Dans le premier chapitre, c’est un étudiant de l’Ecole des Mines toute proche qui nous la présente au milieu des autres habitués. On apprend qu’elle s’appelle Jacqueline Delanque, élevée à Pigalle par sa mère, ouvreuse au Moulin-Rouge, qu’elle a laissé un mot à Roland, un jeune écrivain, à peine rencontré, auquel elle a fixé rendez-vous, à cinq heures, dans ce café où il n’est pas venu.
Dans le second chapitre, on découvre qu’elle a disparu du domicile conjugal et c’est alors Caisley, le détective choisi par le mari, qui raconte des détails sur son enfance à Pigalle,
C’est Louki elle-même, devenue la narratrice du troisième chapitre, qui évoque les hommes qui l’ont aimée, son mari puis Roland l’écrivain et quelques autres mais elle est arrivée à ne plus se sentir que « Jacqueline du Néant ».
Enfin, dans le dernier chapitre, la clé de l’énigme semblerait devoir appartenir au dernier amoureux, Roland, spécialiste du mythe de l’éternel retour. Ils aiment déambuler ensemble dans Paris et semblent heureux mais elle lui échappe comme aux autres et, cette fois, c’est définitif !
Parce que je n’avais pas aimé « Rue des boutiques obscures », Goncourt 1978, je croyais ne pas aimer Modiano mais c’était juger trop vite ! En réalité, je ne me suis pas ennuyée en lisant ce récit, bien au
contraire ! Je suis tombée sous le charme de la narration à plusieurs voix, de l’écriture souple, poétique et minutieuse et de la personnalité si fragile et évanescente de Louki, qui séduit sans jamais pouvoir s’attacher elle-même, éternelle solitaire et éternelle vagabonde. Elle m’a parfois fait penser à la Nadja de Breton, mystérieuse et inaccessible comme elle !
Le titre est expliqué par cette phrase de Guy Debord, placée en exergue: « A la moitié du chemin de la vraie vie, nous étions environnés d’une sombre mélancolie, qu’ont exprimée tant de mots railleurs et tristes, dans le café de la jeunesse perdue. »
La première phrase est celle-ci : « Des deux entrées du café, elle empruntait toujours la plus étroite, celle qu’on appelait la porte de l’ombre »

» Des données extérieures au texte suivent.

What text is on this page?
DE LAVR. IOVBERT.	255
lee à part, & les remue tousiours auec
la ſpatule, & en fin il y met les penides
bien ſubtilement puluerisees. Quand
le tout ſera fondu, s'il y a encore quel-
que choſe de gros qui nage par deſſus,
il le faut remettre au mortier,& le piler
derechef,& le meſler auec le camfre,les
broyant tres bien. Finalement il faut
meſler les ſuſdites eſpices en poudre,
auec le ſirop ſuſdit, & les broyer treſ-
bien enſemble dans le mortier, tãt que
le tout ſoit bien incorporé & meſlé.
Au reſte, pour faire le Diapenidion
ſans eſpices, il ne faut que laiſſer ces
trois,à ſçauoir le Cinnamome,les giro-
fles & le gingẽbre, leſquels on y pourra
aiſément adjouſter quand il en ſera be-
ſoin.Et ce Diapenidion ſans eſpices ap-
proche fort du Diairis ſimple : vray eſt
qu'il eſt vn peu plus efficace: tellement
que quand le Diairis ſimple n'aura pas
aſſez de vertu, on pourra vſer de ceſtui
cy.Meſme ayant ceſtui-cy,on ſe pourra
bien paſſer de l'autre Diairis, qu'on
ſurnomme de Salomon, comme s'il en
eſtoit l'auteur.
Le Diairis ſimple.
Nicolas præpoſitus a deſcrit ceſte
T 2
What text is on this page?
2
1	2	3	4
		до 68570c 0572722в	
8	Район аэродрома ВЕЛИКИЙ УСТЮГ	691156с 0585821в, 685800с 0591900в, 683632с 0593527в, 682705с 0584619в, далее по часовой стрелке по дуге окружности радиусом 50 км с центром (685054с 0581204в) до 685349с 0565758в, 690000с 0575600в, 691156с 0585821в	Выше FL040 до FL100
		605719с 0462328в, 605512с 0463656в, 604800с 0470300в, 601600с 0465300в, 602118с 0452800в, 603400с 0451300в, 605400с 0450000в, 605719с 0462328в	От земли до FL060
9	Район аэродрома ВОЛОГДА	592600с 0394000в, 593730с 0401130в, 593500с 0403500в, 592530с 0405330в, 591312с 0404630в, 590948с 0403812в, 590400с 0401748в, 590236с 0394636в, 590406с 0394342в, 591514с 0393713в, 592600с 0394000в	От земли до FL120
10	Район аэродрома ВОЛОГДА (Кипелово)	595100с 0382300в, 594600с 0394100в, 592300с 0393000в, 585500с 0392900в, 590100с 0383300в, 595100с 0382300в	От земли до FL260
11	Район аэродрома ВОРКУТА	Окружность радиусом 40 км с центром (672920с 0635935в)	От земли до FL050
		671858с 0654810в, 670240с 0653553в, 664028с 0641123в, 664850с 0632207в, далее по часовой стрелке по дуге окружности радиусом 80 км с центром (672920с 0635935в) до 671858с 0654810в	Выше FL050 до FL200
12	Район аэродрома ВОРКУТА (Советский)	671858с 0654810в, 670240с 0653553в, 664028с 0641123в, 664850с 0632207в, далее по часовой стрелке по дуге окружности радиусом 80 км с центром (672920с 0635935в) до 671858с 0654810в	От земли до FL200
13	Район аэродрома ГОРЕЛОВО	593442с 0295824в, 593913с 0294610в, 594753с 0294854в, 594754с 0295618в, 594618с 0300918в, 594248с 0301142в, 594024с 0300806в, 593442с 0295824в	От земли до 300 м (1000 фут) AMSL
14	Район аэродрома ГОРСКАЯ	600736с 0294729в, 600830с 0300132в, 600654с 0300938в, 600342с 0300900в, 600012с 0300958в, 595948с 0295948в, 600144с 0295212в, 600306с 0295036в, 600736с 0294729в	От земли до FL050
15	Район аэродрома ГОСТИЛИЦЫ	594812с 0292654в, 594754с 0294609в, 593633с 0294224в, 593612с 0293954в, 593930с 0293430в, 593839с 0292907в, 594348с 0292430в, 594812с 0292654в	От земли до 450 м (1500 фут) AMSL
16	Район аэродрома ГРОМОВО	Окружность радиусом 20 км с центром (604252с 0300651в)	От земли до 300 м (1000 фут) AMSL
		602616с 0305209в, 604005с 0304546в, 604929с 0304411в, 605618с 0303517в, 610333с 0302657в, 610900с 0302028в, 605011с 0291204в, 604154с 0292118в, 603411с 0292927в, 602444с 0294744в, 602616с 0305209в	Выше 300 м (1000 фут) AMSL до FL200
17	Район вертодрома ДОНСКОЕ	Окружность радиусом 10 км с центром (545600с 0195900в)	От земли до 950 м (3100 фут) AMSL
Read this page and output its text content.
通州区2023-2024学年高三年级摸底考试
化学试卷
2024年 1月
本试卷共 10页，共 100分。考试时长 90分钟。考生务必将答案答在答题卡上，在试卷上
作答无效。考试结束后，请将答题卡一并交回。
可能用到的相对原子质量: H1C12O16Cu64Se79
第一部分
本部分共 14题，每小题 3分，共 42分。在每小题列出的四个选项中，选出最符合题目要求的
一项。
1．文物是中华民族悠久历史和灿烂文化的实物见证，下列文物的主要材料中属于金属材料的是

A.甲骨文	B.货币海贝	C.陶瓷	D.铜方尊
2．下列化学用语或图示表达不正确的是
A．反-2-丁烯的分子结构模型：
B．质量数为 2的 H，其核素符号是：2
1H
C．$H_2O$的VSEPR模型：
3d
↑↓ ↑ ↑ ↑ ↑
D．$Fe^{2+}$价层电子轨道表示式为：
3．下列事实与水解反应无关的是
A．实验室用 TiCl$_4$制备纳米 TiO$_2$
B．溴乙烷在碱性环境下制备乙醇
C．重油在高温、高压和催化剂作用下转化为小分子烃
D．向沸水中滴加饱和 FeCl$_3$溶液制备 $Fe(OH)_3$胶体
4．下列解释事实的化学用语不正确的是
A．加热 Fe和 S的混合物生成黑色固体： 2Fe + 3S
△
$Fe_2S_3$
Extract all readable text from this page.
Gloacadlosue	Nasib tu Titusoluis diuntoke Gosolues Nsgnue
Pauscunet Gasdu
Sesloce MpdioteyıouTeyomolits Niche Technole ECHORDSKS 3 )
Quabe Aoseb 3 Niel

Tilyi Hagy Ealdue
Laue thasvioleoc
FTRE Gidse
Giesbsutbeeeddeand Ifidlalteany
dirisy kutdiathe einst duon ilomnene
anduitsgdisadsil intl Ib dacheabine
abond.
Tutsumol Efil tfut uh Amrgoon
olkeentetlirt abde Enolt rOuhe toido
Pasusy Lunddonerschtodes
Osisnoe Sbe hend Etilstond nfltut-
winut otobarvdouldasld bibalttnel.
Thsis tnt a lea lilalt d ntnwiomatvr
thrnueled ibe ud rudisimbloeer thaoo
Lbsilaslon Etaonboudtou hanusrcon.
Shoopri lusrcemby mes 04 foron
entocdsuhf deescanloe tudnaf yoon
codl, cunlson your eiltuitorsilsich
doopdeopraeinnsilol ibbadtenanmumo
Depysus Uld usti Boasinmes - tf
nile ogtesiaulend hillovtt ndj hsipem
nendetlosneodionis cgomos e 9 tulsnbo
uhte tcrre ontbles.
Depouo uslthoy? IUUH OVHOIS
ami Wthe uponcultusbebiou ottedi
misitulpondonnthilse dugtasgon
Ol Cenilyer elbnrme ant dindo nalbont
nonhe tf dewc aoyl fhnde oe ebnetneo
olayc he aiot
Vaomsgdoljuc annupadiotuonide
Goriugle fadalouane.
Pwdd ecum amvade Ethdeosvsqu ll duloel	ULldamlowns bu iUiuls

Je retiendrai aussi une des remarques finales de Romain, l’écrivain et le dernier amoureux : « Encore aujourd’hui, il m’arrive d’entendre, le soir, une voix qui m’appelle par mon prénom, dans la rue. Une voix rauque. Elle traîne un peu sur les syllabes et je la reconnais tout de suite : la voix de Louki. Je me retourne, mais il n’y a personne. Pas seulement le soir, mais au creux de ces après-midi d’été où vous ne savez plus très bien en quelle année vous êtes. Tout va recommencer comme avant. Les mêmes jours, les mêmes nuits, les mêmes lieux, les mêmes rencontres. L’Eternel retour. »
Patrick Modiano est né en 1945 d’un père italien et d’une mère belge et comédienne. Raymond Queneau, son professeur de géométrie, le pousse à écrire. En 1973 il écrit le scénario du film de Louis Malle : « Lucien Lacombe », sur la période de l’occupation.
Dans le café de la jeunesse perdue de Patrick Modiano (Folio, Gallimard, 2008, 160 pages)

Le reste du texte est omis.